To find a candidate match, you should loop through all of the fingerprints in the query song. For each query fingerprint, you should look at all matching copies of this fingerprint in the database, which you can get as the value of the fingerprint key in the HashTable db. For each of these matches, you should add one to the corresponding song's histogram at a bin which is the difference between the song's fingerprint offset and window of the query's first anchor. It is possible to do this with an array, but an easier way to implement a histogram is as a HashMap whose keys and values are both HashableInt objects, where the key is the bin index and the value is the count. Since you'll need a histogram for every song in the database, the code comes setup with an array of such hash maps. You should fill in those hash maps and keep track of the song corresponding to the maximum count as you go along, as you will eventually return this song as the candidate match.

Testing

To see if this works correctly, you can run the file query

which will then output something like the following

So it's correctly found that the song is "Wang Chung: Everybody Have Fun Tonight." Your program should also print out that song for the following two inputs

ExampleQueries/wangchungLaptop.wav

ExampleQueries/wangchungNoise.wav

For the following three queries below, the program should print out "Daniel Powter: Bad Day"

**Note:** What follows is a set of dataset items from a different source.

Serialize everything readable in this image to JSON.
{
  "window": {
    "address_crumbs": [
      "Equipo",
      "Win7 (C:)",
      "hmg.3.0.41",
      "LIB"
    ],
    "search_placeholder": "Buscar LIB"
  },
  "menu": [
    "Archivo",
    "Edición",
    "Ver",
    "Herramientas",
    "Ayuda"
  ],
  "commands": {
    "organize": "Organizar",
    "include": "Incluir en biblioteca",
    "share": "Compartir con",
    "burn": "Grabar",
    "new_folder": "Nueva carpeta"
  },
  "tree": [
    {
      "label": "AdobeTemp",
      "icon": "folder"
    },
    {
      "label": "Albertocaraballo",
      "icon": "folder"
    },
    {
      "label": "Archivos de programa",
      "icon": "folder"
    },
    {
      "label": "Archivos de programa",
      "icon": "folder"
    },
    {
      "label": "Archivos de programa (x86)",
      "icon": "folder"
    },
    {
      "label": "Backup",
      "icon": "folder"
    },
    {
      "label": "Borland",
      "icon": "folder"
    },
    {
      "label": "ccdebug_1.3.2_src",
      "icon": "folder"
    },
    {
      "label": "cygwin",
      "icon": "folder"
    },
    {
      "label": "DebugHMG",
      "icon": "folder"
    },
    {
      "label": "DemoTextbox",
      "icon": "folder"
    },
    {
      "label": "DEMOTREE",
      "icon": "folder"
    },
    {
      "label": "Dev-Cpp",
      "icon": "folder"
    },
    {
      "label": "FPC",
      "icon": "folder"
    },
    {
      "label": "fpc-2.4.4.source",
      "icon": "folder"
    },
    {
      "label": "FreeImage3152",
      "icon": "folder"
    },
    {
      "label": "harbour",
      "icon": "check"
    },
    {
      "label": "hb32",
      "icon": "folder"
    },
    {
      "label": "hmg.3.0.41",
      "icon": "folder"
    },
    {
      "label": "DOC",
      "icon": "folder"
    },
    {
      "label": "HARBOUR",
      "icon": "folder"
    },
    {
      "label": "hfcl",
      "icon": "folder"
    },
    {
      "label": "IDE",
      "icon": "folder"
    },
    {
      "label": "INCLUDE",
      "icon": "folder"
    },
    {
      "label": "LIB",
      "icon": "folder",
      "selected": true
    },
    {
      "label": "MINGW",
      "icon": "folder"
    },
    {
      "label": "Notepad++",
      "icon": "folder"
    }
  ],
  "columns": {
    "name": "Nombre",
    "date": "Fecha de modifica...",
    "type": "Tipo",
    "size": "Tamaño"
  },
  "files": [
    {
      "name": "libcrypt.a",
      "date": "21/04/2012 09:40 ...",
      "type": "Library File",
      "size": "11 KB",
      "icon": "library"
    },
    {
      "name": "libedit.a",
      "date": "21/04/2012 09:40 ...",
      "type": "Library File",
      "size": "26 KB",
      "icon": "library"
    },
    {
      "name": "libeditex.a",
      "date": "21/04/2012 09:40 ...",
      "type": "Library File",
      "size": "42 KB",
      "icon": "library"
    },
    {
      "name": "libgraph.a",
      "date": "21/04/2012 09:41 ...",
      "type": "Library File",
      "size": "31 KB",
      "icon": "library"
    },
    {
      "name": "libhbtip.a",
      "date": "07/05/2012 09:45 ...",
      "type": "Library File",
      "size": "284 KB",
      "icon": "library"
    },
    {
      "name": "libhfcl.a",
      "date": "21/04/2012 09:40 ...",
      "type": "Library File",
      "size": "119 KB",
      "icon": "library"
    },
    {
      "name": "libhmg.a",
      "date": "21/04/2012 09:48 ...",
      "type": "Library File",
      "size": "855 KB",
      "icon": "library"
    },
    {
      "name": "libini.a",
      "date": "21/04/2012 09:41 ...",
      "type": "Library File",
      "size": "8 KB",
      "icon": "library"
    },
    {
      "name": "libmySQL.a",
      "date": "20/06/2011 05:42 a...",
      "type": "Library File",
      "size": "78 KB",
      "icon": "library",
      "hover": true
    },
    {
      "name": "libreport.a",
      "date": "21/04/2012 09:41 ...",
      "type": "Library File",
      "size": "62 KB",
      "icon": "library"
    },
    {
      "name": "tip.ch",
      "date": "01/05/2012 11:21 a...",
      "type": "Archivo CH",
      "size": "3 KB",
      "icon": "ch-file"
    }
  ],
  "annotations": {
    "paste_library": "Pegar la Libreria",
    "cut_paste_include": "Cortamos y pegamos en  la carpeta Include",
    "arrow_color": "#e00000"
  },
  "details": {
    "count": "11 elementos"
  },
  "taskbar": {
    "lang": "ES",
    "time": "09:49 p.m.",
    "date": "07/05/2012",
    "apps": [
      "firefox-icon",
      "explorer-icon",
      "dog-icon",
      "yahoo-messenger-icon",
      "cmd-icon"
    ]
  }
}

ExampleQueries/baddayClean.wav

ExampleQueries/baddayLaptop.wav

ExampleQueries/baddayNoise.wav

For the following three queries below, the program should print out "Kanye West: Touch The Sky"

ExampleQueries/skyClean.wav

ExampleQueries/skyLaptop.wav

ExampleQueries/skyNoise.wav

To help debug your program, you should print out the maximum number of counts that you find in a bin for the song you've chosen.

Stress Testing

Once the above is working, you can try loading a larger database to see if it still works. Click here to download a .zip file with 266 songs, including the first 6 in this list, and update the query file to load more than the first 6 songs. The problem technically gets harder, since there are more potential songs to confuse with in the database. It will also take much longer to load the database and to setup the hash table. But if this works, you'll know you have a robust system.

Going Further!

At this point, you have a fully functional basic implementation of audio fingerprinting for content-based music retrieval. This is not required, but you should try it on your own music! See if you can add a song to the database and query it with a clip. Note that the parameters are setup so that the database is expecting single channel audio sampled at 22050hz in the .wav file format. You can use Audacity to do the conversion. Questions to ask yourself as you go include:

  • How much audio does it seem like you need to do a robust identification?
  • How noisy or distorted does can the audio be before the identification fails?
  • Does this work on different versions of the song (e.g. cover songs)? Why do you think that might be?